I believe that if Jacobs were alive today and in her prime, she would try to increase the affordable housing voice in the burgeoning movement to unite neighborhood and preservation groups to fight against the domination of the Real Estate Board of New York, which has never been more influential than it is today.

We can all understand why REBNY members want to build more of the most profitable product they have ever had, but that doesn’t mean we have to agree with them about the best way forward for New York City. The city will suffer if we don’t stop their efforts to weaken historic preservation laws, for example. Recent studies by groups like the Historic Districts Council show that historic preservation also protects affordable housing.

By the way, how do you tell the difference between REBNY and a terrorist organization?

[Answer] You can negotiate with a terrorist organization.

I have attended and spoken at a few of these neighborhood preservation meetings recently. They  passionately want regime change. At one the head of the Coalition to save Chinatown and the East Village said, “We knew Mayor de Blasio was running for office on a Tale of Two Cities – we just didn’t know he wanted to get rid of our city.”

So in closing, I want to bring up some good news and some bad news.

First the bad news.

In my neighborhood on the Upper West Side, it was recently announced that a wonderful Georgian-style SRO that is clean and safe and that offers room and board at reasonable prices will be sold and converted to luxury housing. And Salvation Army senior housing in a good pre-war apartment building on West End Avenue at 95th Street has also been sold. Manhattan’s citizens can not afford these losses.

Now some possible good news.

Last week, the Tribeca Trust began campaigning to stop the demolition of a city-owned building at 137 Centre Street, planned to be sold to a developer who will build a super-tall tower. 137 Centre Street is a distinguished 1911 building by the important architectural firm of Schwartz & Gross. The building pairs with the neighboring 139 Centre Street, both of them just a few blocks from where we sit tonight. The Tribeca Trust is floating a plan to have the building given to a community trust for conversion to 65 permanent units of affordable housing. Win Win.

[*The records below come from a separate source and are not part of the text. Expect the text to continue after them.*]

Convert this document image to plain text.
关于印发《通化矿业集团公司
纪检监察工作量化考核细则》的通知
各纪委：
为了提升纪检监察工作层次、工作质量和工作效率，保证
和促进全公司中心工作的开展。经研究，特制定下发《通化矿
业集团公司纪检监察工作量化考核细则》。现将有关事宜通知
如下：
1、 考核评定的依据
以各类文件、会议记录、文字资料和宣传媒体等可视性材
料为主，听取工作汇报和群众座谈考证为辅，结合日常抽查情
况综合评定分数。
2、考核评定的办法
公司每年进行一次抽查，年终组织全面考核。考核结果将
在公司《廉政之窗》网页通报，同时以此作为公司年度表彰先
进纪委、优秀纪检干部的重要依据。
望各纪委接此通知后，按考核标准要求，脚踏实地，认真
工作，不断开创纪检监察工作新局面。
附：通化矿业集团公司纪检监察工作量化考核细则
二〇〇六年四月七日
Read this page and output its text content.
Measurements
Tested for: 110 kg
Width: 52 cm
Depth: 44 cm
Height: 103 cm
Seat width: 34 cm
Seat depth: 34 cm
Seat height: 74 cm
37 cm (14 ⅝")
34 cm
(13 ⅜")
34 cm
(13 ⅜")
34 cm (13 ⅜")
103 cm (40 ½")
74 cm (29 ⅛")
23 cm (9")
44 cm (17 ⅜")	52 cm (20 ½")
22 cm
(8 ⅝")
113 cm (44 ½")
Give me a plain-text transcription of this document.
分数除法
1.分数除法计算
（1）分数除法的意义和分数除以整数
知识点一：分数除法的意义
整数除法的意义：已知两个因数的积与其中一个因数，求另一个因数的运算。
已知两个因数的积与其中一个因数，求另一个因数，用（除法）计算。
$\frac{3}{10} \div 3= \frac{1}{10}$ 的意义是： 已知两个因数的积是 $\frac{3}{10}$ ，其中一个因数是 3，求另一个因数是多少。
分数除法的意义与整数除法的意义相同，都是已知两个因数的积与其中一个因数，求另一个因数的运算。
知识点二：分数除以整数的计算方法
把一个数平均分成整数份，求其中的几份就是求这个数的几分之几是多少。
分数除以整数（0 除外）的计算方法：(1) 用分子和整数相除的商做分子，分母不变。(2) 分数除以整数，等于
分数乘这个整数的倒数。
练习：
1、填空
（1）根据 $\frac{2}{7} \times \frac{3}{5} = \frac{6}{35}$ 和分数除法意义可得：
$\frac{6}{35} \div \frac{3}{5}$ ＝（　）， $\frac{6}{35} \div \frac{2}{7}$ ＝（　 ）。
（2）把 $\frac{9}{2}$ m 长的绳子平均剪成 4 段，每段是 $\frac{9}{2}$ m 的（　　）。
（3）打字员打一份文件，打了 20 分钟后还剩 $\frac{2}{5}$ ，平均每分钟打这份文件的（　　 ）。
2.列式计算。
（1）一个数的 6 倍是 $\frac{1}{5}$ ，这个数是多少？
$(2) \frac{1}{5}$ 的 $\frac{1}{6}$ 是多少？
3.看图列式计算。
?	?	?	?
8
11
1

This is the type of work that I believe Jane Jacobs would be doing if she were alive today. We have an affordability crisis in New York City, and we have to get over the idea that we will solve it by tearing down old buildings for super-tall, super-luxury housing.

* Richard Florida, “Did Jane Jacobs Predict the Rise of Trump?” CITYLAB, December 20, 2016: “The fourth pillar is the ‘dumbing down’ of taxes. In place of public investments that build cities and societies, taxes and government investment come to be seen as waste. The result is that all sorts of public goods—education, transit, infrastructure and the social safety which contribute to a functioning and cohesive society—start to break down. Jacobs perceptively identifies the looming “new urban crisis” of unaffordable housing, gaping inequality, escalating sprawl, and congestion facing cities as the result of this sort of attack on taxes and public investment.”